Веле Штылвелд Как питались в тринадцатом веке?
-.
А как питались в тринадцатом веке,
не люди, дети людские,
бредущие не из варяг в греки
с причастием: мы псоПскИе...
Не текла реченька за урултай,
а некий чукмек шаманил,
и французские отпрыски уходили в даль,
кто затем, чтоб навеки попасть в сераль,
кто в иные уделы - рабами...
Пили евнухи страстно истоков яд,
и омела цвела крылами,
и являлся Аспид - мучительный гад,
и летели головы в страшный сад,
чтоб со временем стать горшками.
В те горшки сажали герань скопцы,
крестоносцев пажи, навек юнцы.
В море прах и по миру рябь прошла...
Вы куда, родимые?
В никуда
-.
А ли мало в крови эндерфинов Любви,
а ли это с Эсгарда горгоны,
или всё же проклятье людей на крови
и исчадием страсти - альковы.
Вот и мечемся вновь под стенаньем оков.
вот и тщимся при этом и злимся,
третий класс - не коллапс - им себя не взорвём,
хоть и воет Отчизна волчицей...
-.
Все женщины мира не стоят кумира -
кумир на запятках подлунного мира.
У каждой в глазах - СОС-страданья и грусть.
О гарпиях я говорить не берусь!
-.
Октябрь. Изрядно выпив сомы – священной патоки земной,
глаза продрали дуболомы, и снова в космос – на разбой.
На ошарашенной планете им снова нечего желать -
пришли сюда бродяги йетти и стали дурней оттеснять.
В иных мирах, какая жалость, не оказалось звездных врат,
где б самобранка расстилалась, и стыл отменный мармелад.
В иных мирах – печаль и горесть, и горечь пройденных дорог,
где даже боги пишут повесть, о том, что Бог им не помог.
Ну, что сказать о том, казалось… Крантец, проруха, мелкота,
но на Земле вдруг состоялась Любви вселенской лепота.
И от любви, уняв проруху, цвели весенние сады
на всей планете, в сладкой муке, рождая дивные цветы.
Рождая в грозы – туберозы, пленяя дивной пестротой -
застыли боги в страстной позе – опять им хочется домой!
Но на Земле от них - терзанья, земля не столь уж молода,
чтоб вновь принять их в наказанье самой же собственно себя.
К тому же люди на планете уже играются в богов,
и попадают тем же в сети ушедших в космос дураков.

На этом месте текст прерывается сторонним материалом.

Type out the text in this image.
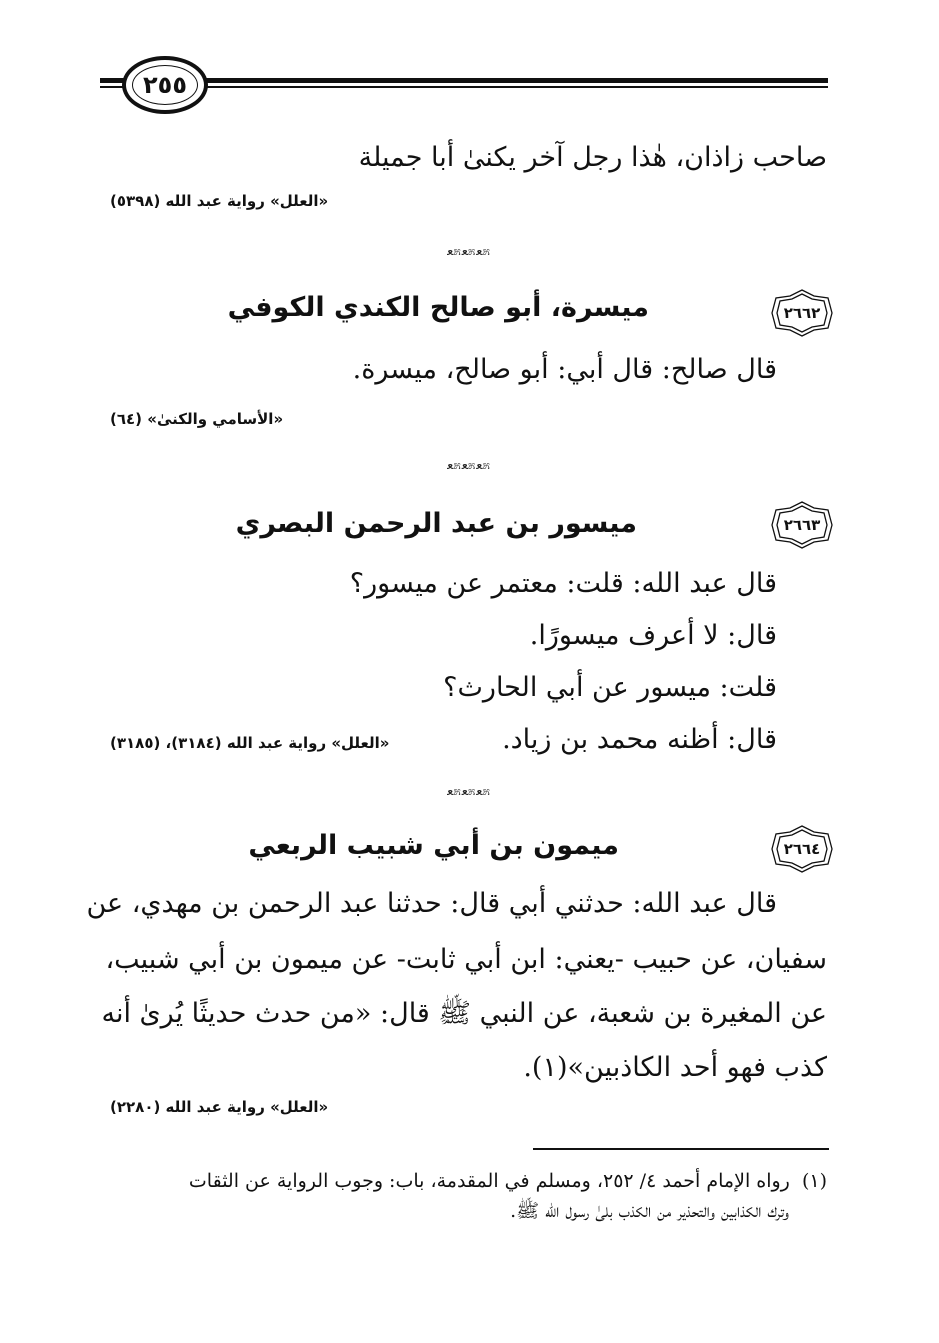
٢٥٥
صاحب زاذان، هٰذا رجل آخر يكنىٰ أبا جميلة
«العلل» رواية عبد الله (٥٣٩٨)
ﻌ೫ﻌ೫ﻌ೫
٢٦٦٢
ميسرة، أبو صالح الكندي الكوفي
قال صالح: قال أبي: أبو صالح، ميسرة.
«الأسامي والكنىٰ» (٦٤)
ﻌ೫ﻌ೫ﻌ೫
٢٦٦٣
ميسور بن عبد الرحمن البصري
قال عبد الله: قلت: معتمر عن ميسور؟
قال: لا أعرف ميسورًا.
قلت: ميسور عن أبي الحارث؟
قال: أظنه محمد بن زياد.
«العلل» رواية عبد الله (٣١٨٤)، (٣١٨٥)
ﻌ೫ﻌ೫ﻌ೫
٢٦٦٤
ميمون بن أبي شبيب الربعي
قال عبد الله: حدثني أبي قال: حدثنا عبد الرحمن بن مهدي، عن
سفيان، عن حبيب -يعني: ابن أبي ثابت- عن ميمون بن أبي شبيب،
عن المغيرة بن شعبة، عن النبي ﷺ قال: «من حدث حديثًا يُرىٰ أنه
كذب فهو أحد الكاذبين»(١).
«العلل» رواية عبد الله (٢٢٨٠)
(١)  رواه الإمام أحمد ٤/ ٢٥٢، ومسلم في المقدمة، باب: وجوب الرواية عن الثقات
وترك الكذابين والتحذير من الكذب بلىٰ رسول الله ﷺ.
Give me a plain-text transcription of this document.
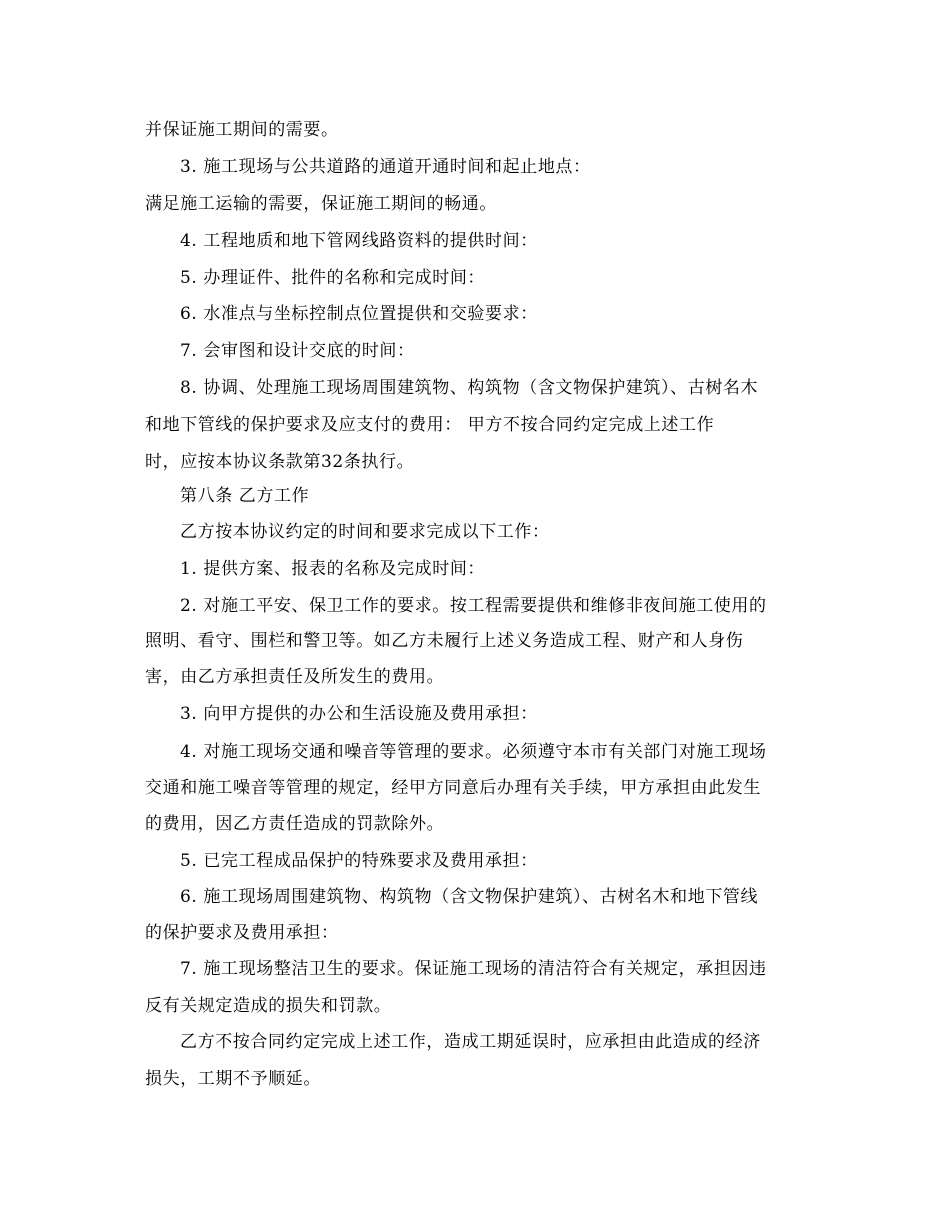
并保证施工期间的需要。
3. 施工现场与公共道路的通道开通时间和起止地点：
满足施工运输的需要，保证施工期间的畅通。
4. 工程地质和地下管网线路资料的提供时间：
5. 办理证件、批件的名称和完成时间：
6. 水准点与坐标控制点位置提供和交验要求：
7. 会审图和设计交底的时间：
8. 协调、处理施工现场周围建筑物、构筑物（含文物保护建筑）、古树名木
和地下管线的保护要求及应支付的费用： 甲方不按合同约定完成上述工作
时，应按本协议条款第32条执行。
第八条 乙方工作
乙方按本协议约定的时间和要求完成以下工作：
1. 提供方案、报表的名称及完成时间：
2. 对施工平安、保卫工作的要求。按工程需要提供和维修非夜间施工使用的
照明、看守、围栏和警卫等。如乙方未履行上述义务造成工程、财产和人身伤
害，由乙方承担责任及所发生的费用。
3. 向甲方提供的办公和生活设施及费用承担：
4. 对施工现场交通和噪音等管理的要求。必须遵守本市有关部门对施工现场
交通和施工噪音等管理的规定，经甲方同意后办理有关手续，甲方承担由此发生
的费用，因乙方责任造成的罚款除外。
5. 已完工程成品保护的特殊要求及费用承担：
6. 施工现场周围建筑物、构筑物（含文物保护建筑）、古树名木和地下管线
的保护要求及费用承担：
7. 施工现场整洁卫生的要求。保证施工现场的清洁符合有关规定，承担因违
反有关规定造成的损失和罚款。
乙方不按合同约定完成上述工作，造成工期延误时，应承担由此造成的经济
损失，工期不予顺延。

Не промолчать об этом в боли изрядно раненной земли,
на самом краешке консоли в крови оплавленной любви.
В чужие дальние проезды, из-за предтечия времён,
где и планету ждут отъезды в иной космический альков.
Где в парадигме новых правил и орбитальных парадигм
Вновь над землею кружит Каин - давно, увы, не Алладин.
Волшебной лампы Алладина возжечь не может лютый тать,
Жасмин под тихим паланкином упорно шепчет: Не предать!
-.
Семь миллиардов зарылись в бетон,
три миллиарда - в солому.
В клетках железных живёт Легион
тех, кто стоический к нови.
Дерево, сено, солома, бетон...
В дереве - жил, а в бетоне - живём.
Древний кирпич из соломы - саман
смешивал с глиной, и в том проживал.
Хатка в три латки: ворчи - не ворчи.
В ней спят саманные лет кирпичи.
Каждый кирпичик - отважный герой.
Каждый кирпичник и впрямь, как живой!
Жизнь выдыхает из хатки золу
и устремляется выть на Луну.
Воют, как волки, в ночи кирпичи -
им кривотолки старух - до печи!
Им бы сорваться до первой звезды
в вальса круженье без жесткой узды
Я просыпаюсь - танцует кирпич.
В танце саманном злых лет паралич.
Раз, два, три...
Раз, два, три...
Раз, два, три...
Стоп!
Разве я хатке заказывал гроб?
Хатка-в-три-латки уснула в ночи.
В сонной прихватке сопят кирпичи...
-.
Мы бредём на Фудзияму, а затем вертаем взад -
дом ученых - вам направо, мир поэтов - прямо в ад.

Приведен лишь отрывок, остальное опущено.